Uranyl Ion Persuaded To React

Rigid framework makes normally inert (UO2)2+ reactive

by Elizabeth K. Wilson
January 21, 2008 | A version of this story appeared in Volume 86, Issue 3

Structure of tetrahydrofuran

The frustratingly unreactive oxygen atoms in the water-soluble uranyl ion (UO2)2+ have now been shown to be capable of powerful chemistry—in the right environment.

Inorganic chemists Polly L. Arnold and Jason B. Love at Scotland's University of Edinburgh and colleagues show that when (UO2)2+ is enmeshed within an inflexible jaw-shaped ligand (shown), the ion's electronic structure is altered sufficiently to make its normally inert oxygens reactive enough to cleave Si-N and Si-C bonds (Nature 2008, 451, 315).

The discovery has potential for helping to solve problems of pervasive uranium contamination around nuclear power plants and might be generalized to include the uranyl ion's cousins, the radioactive plutonyl and neptunyl ions.

"This represents a sea change in uranium chemistry," notes James M. Boncella, an inorganic chemist at Los Alamos National Laboratory, in a piece accompanying the report.

Relativistic effects in the heavy uranium atom make some of its nonvalence electrons available for tight bonding with two oxygen atoms. For the most part, chemists have succeeded only in designing ligands that bind to the uranium atom.

However, Arnold and Love recently uncovered the ion's O-reacting potential, showing that a uranium-bound uranyl complex reacts with transition-metal silylamides (J. Am. Chem. Soc. 2006, 128, 9610). The uranium atom is coordinated within the upper portion of the open-jaw-shaped complex. One of the uranyl oxygens sticks up out of it, while the other oxygen sticks down into the mouth of the jaw and can form a bond with a transition-metal atom in the lower jaw segment.

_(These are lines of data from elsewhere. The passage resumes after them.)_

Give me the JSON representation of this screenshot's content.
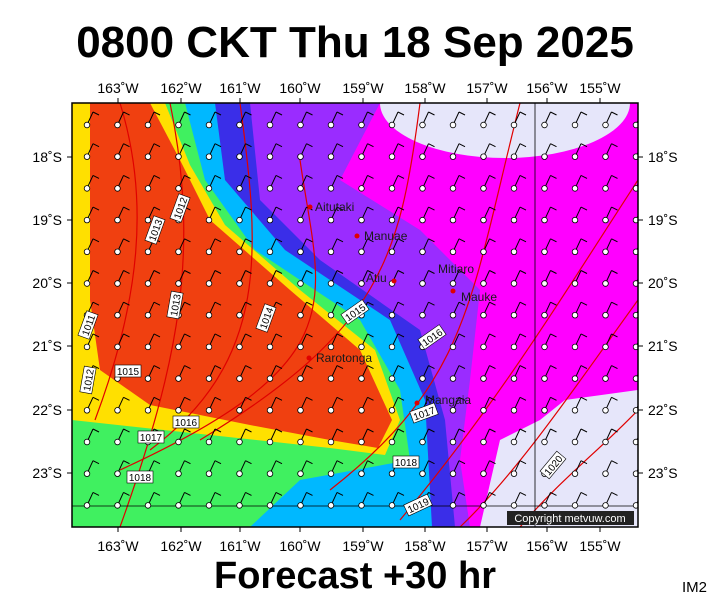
{
  "title": "0800 CKT Thu 18 Sep 2025",
  "footer": "Forecast +30 hr",
  "corner_label": "IM2",
  "copyright": "Copyright metvuw.com",
  "longitude_labels": [
    "163˚W",
    "162˚W",
    "161˚W",
    "160˚W",
    "159˚W",
    "158˚W",
    "157˚W",
    "156˚W",
    "155˚W"
  ],
  "latitude_labels": [
    "18˚S",
    "19˚S",
    "20˚S",
    "21˚S",
    "22˚S",
    "23˚S"
  ],
  "places": [
    "Aitutaki",
    "Manuae",
    "Atiu",
    "Mitiaro",
    "Mauke",
    "Rarotonga",
    "Mangaia"
  ],
  "isobar_labels": [
    1013,
    1012,
    1013,
    1011,
    1012,
    1015,
    1014,
    1015,
    1016,
    1016,
    1017,
    1018,
    1017,
    1018,
    1019,
    1020
  ]
}
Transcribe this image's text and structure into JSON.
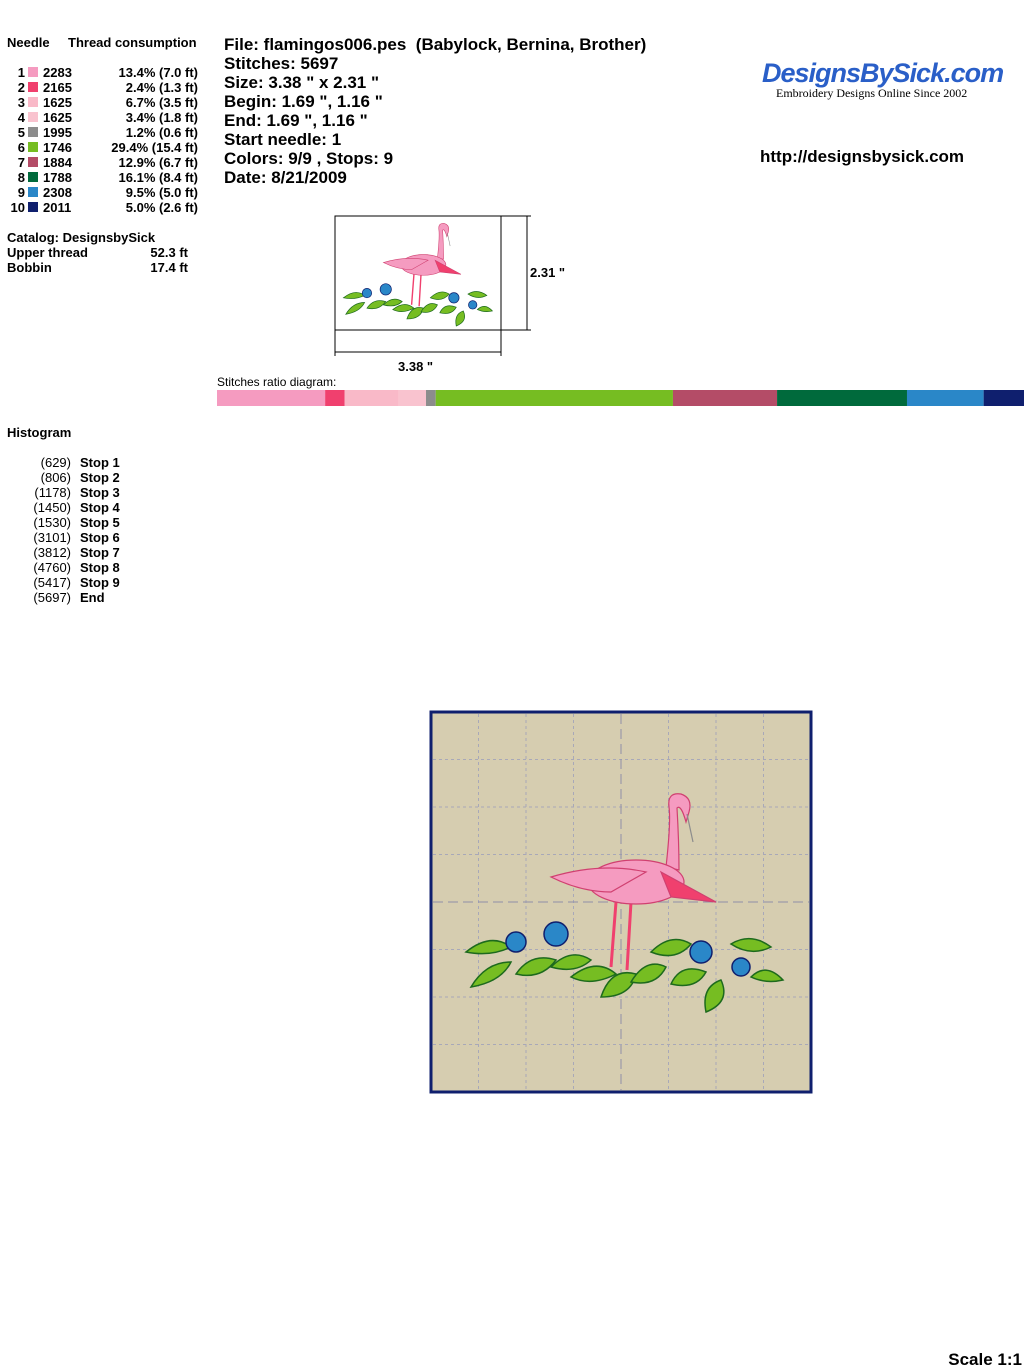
{
  "needles": {
    "header_needle": "Needle",
    "header_consumption": "Thread consumption",
    "rows": [
      {
        "number": 1,
        "code": "2283",
        "color": "#f59bc0",
        "percent": 13.4,
        "consumption": "13.4% (7.0 ft)"
      },
      {
        "number": 2,
        "code": "2165",
        "color": "#f0406e",
        "percent": 2.4,
        "consumption": "2.4% (1.3 ft)"
      },
      {
        "number": 3,
        "code": "1625",
        "color": "#f9b9c8",
        "percent": 6.7,
        "consumption": "6.7% (3.5 ft)"
      },
      {
        "number": 4,
        "code": "1625",
        "color": "#f9c3cf",
        "percent": 3.4,
        "consumption": "3.4% (1.8 ft)"
      },
      {
        "number": 5,
        "code": "1995",
        "color": "#8c8c8c",
        "percent": 1.2,
        "consumption": "1.2% (0.6 ft)"
      },
      {
        "number": 6,
        "code": "1746",
        "color": "#76bd22",
        "percent": 29.4,
        "consumption": "29.4% (15.4 ft)"
      },
      {
        "number": 7,
        "code": "1884",
        "color": "#b44c67",
        "percent": 12.9,
        "consumption": "12.9% (6.7 ft)"
      },
      {
        "number": 8,
        "code": "1788",
        "color": "#006a3c",
        "percent": 16.1,
        "consumption": "16.1% (8.4 ft)"
      },
      {
        "number": 9,
        "code": "2308",
        "color": "#2a87c8",
        "percent": 9.5,
        "consumption": "9.5% (5.0 ft)"
      },
      {
        "number": 10,
        "code": "2011",
        "color": "#0f1f6e",
        "percent": 5.0,
        "consumption": "5.0% (2.6 ft)"
      }
    ]
  },
  "catalog": {
    "title": "Catalog: DesignsbySick",
    "upper_label": "Upper thread",
    "upper_value": "52.3 ft",
    "bobbin_label": "Bobbin",
    "bobbin_value": "17.4 ft"
  },
  "histogram": {
    "title": "Histogram",
    "stops": [
      {
        "count": "(629)",
        "label": "Stop 1"
      },
      {
        "count": "(806)",
        "label": "Stop 2"
      },
      {
        "count": "(1178)",
        "label": "Stop 3"
      },
      {
        "count": "(1450)",
        "label": "Stop 4"
      },
      {
        "count": "(1530)",
        "label": "Stop 5"
      },
      {
        "count": "(3101)",
        "label": "Stop 6"
      },
      {
        "count": "(3812)",
        "label": "Stop 7"
      },
      {
        "count": "(4760)",
        "label": "Stop 8"
      },
      {
        "count": "(5417)",
        "label": "Stop 9"
      },
      {
        "count": "(5697)",
        "label": "End"
      }
    ]
  },
  "info": [
    "File: flamingos006.pes  (Babylock, Bernina, Brother)",
    "Stitches: 5697",
    "Size: 3.38 \" x 2.31 \"",
    "Begin: 1.69 \", 1.16 \"",
    "End: 1.69 \", 1.16 \"",
    "Start needle: 1",
    "Colors: 9/9 , Stops: 9",
    "Date: 8/21/2009"
  ],
  "logo": {
    "title": "DesignsBySick.com",
    "tagline": "Embroidery Designs Online Since 2002",
    "url": "http://designsbysick.com"
  },
  "thumbnail": {
    "height_label": "2.31 \"",
    "width_label": "3.38 \""
  },
  "ratio": {
    "title": "Stitches ratio diagram:"
  },
  "scale": "Scale 1:1"
}
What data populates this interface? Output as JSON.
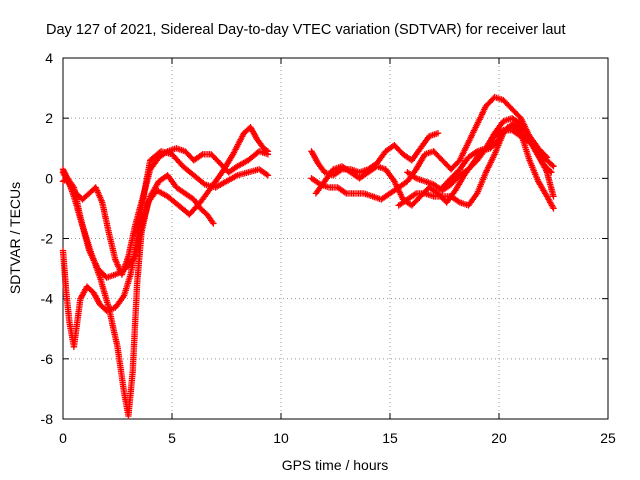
{
  "chart_data": {
    "type": "scatter",
    "title": "Day 127 of 2021, Sidereal Day-to-day VTEC variation (SDTVAR) for receiver laut",
    "xlabel": "GPS time / hours",
    "ylabel": "SDTVAR / TECUs",
    "xlim": [
      0,
      25
    ],
    "ylim": [
      -8,
      4
    ],
    "xticks": [
      0,
      5,
      10,
      15,
      20,
      25
    ],
    "yticks": [
      -8,
      -6,
      -4,
      -2,
      0,
      2,
      4
    ],
    "xtick_labels": [
      "0",
      "5",
      "10",
      "15",
      "20",
      "25"
    ],
    "ytick_labels": [
      "-8",
      "-6",
      "-4",
      "-2",
      "0",
      "2",
      "4"
    ],
    "grid": true,
    "marker": "+",
    "color": "#ff0000",
    "series": [
      {
        "x": [
          0.0,
          0.2,
          0.5,
          0.9,
          1.3,
          1.7,
          2.1,
          2.5,
          2.8,
          3.0,
          3.2,
          3.4,
          3.6,
          3.9,
          4.3,
          4.8,
          5.3,
          5.8,
          6.3,
          6.8,
          7.3,
          7.8,
          8.3,
          8.6,
          8.9,
          9.2,
          9.4
        ],
        "y": [
          0.3,
          0.0,
          -0.6,
          -1.6,
          -2.5,
          -3.3,
          -4.3,
          -5.6,
          -7.1,
          -7.9,
          -6.4,
          -3.5,
          -1.8,
          -0.8,
          -0.4,
          -0.6,
          -0.9,
          -1.2,
          -0.8,
          -0.3,
          0.2,
          0.8,
          1.5,
          1.7,
          1.3,
          1.0,
          0.9
        ]
      },
      {
        "x": [
          0.0,
          0.2,
          0.5,
          0.8,
          1.2,
          1.6,
          2.0,
          2.4,
          2.7,
          3.0,
          3.3,
          3.6,
          4.0,
          4.4,
          4.8,
          5.2,
          5.6,
          6.0,
          6.3,
          6.6,
          6.9
        ],
        "y": [
          -0.1,
          0.0,
          -0.3,
          -1.3,
          -2.4,
          -3.0,
          -3.3,
          -3.2,
          -3.1,
          -2.9,
          -2.6,
          -1.6,
          -0.6,
          -0.1,
          0.1,
          -0.3,
          -0.5,
          -0.7,
          -1.0,
          -1.2,
          -1.5
        ]
      },
      {
        "x": [
          0.0,
          0.15,
          0.3,
          0.5,
          0.8,
          1.1,
          1.4,
          1.7,
          2.0,
          2.4,
          2.8,
          3.1,
          3.4,
          3.7,
          4.0,
          4.5,
          5.0,
          5.5,
          6.0,
          6.5,
          7.0,
          7.5,
          8.0,
          8.5,
          9.0,
          9.4
        ],
        "y": [
          -2.4,
          -3.8,
          -4.8,
          -5.6,
          -4.0,
          -3.6,
          -3.8,
          -4.2,
          -4.4,
          -4.3,
          -3.9,
          -3.2,
          -2.0,
          -0.6,
          0.6,
          0.9,
          0.8,
          0.4,
          0.1,
          -0.2,
          -0.3,
          -0.1,
          0.1,
          0.2,
          0.3,
          0.1
        ]
      },
      {
        "x": [
          0.0,
          0.3,
          0.6,
          0.9,
          1.2,
          1.5,
          1.8,
          2.1,
          2.4,
          2.7,
          3.0,
          3.3,
          3.6,
          4.0,
          4.4,
          4.8,
          5.2,
          5.6,
          6.0,
          6.4,
          6.8,
          7.2,
          7.6,
          8.0,
          8.5,
          9.0,
          9.4
        ],
        "y": [
          0.2,
          -0.2,
          -0.5,
          -0.7,
          -0.5,
          -0.3,
          -0.8,
          -1.8,
          -2.7,
          -3.2,
          -2.6,
          -1.6,
          -0.8,
          0.3,
          0.7,
          0.9,
          1.0,
          0.9,
          0.6,
          0.8,
          0.8,
          0.5,
          0.2,
          0.4,
          0.6,
          0.9,
          0.8
        ]
      },
      {
        "x": [
          11.4,
          11.7,
          12.0,
          12.4,
          12.8,
          13.2,
          13.6,
          14.0,
          14.4,
          14.8,
          15.2,
          15.6,
          16.0,
          16.4,
          16.8,
          17.2
        ],
        "y": [
          0.9,
          0.5,
          0.2,
          0.1,
          0.3,
          0.3,
          0.2,
          0.3,
          0.5,
          0.9,
          1.1,
          0.8,
          0.6,
          1.0,
          1.4,
          1.5
        ]
      },
      {
        "x": [
          11.4,
          11.8,
          12.2,
          12.6,
          13.0,
          13.4,
          13.8,
          14.2,
          14.6,
          15.0,
          15.4,
          15.8,
          16.2,
          16.6,
          17.0,
          17.4,
          17.8,
          18.2,
          18.6,
          19.0,
          19.4,
          19.8,
          20.2,
          20.6,
          21.0,
          21.4,
          21.8,
          22.2
        ],
        "y": [
          0.0,
          -0.2,
          -0.3,
          -0.3,
          -0.5,
          -0.5,
          -0.5,
          -0.6,
          -0.7,
          -0.5,
          -0.3,
          -0.1,
          0.3,
          0.8,
          0.9,
          0.6,
          0.3,
          0.6,
          1.2,
          1.8,
          2.4,
          2.7,
          2.6,
          2.3,
          2.0,
          1.4,
          1.0,
          0.7
        ]
      },
      {
        "x": [
          11.6,
          12.0,
          12.4,
          12.8,
          13.2,
          13.6,
          14.0,
          14.4,
          14.8,
          15.2,
          15.6,
          16.0,
          16.4,
          16.8,
          17.2,
          17.6,
          18.0,
          18.4,
          18.8,
          19.2,
          19.6,
          20.0,
          20.4,
          20.8,
          21.2,
          21.6,
          22.0,
          22.4
        ],
        "y": [
          -0.5,
          -0.1,
          0.3,
          0.4,
          0.2,
          0.0,
          0.2,
          0.4,
          0.3,
          -0.1,
          -0.7,
          -0.9,
          -0.6,
          -0.3,
          -0.5,
          -0.8,
          -0.4,
          0.1,
          0.5,
          0.9,
          1.0,
          1.3,
          1.7,
          1.8,
          1.5,
          1.0,
          0.5,
          0.2
        ]
      },
      {
        "x": [
          15.4,
          15.8,
          16.2,
          16.6,
          17.0,
          17.4,
          17.8,
          18.2,
          18.6,
          19.0,
          19.4,
          19.8,
          20.2,
          20.6,
          21.0,
          21.4,
          21.8,
          22.2,
          22.5
        ],
        "y": [
          -0.9,
          -0.7,
          -0.5,
          -0.5,
          -0.6,
          -0.6,
          -0.6,
          -0.8,
          -0.9,
          -0.5,
          0.2,
          0.8,
          1.5,
          1.8,
          1.5,
          0.6,
          -0.1,
          -0.6,
          -1.0
        ]
      },
      {
        "x": [
          15.8,
          16.2,
          16.6,
          17.0,
          17.4,
          17.8,
          18.2,
          18.6,
          19.0,
          19.4,
          19.8,
          20.2,
          20.6,
          21.0,
          21.4,
          21.8,
          22.2,
          22.5
        ],
        "y": [
          0.2,
          0.0,
          -0.1,
          -0.2,
          -0.4,
          -0.2,
          0.1,
          0.3,
          0.6,
          1.0,
          1.4,
          1.6,
          1.6,
          1.4,
          1.2,
          0.9,
          0.6,
          0.4
        ]
      },
      {
        "x": [
          17.4,
          17.8,
          18.2,
          18.6,
          19.0,
          19.4,
          19.8,
          20.2,
          20.6,
          21.0,
          21.4,
          21.8,
          22.2,
          22.5
        ],
        "y": [
          -0.3,
          0.0,
          0.3,
          0.7,
          0.9,
          1.0,
          1.5,
          1.9,
          2.0,
          1.8,
          1.4,
          0.8,
          0.2,
          -0.6
        ]
      }
    ]
  }
}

The researchers now show that when the same uranium-bound uranyl complex reacts with potassium hydride, silanes, and transition-metal halides, the protruding oxygen becomes capable of abstracting and binding a Si(CH3)3 group.

The work "provides another example of an emerging body of research showing that a much broader envelope of actinide chemistry can be accessed than previously thought possible," says Gary S. Groenewold, an inorganic chemist at Idaho National Laboratory.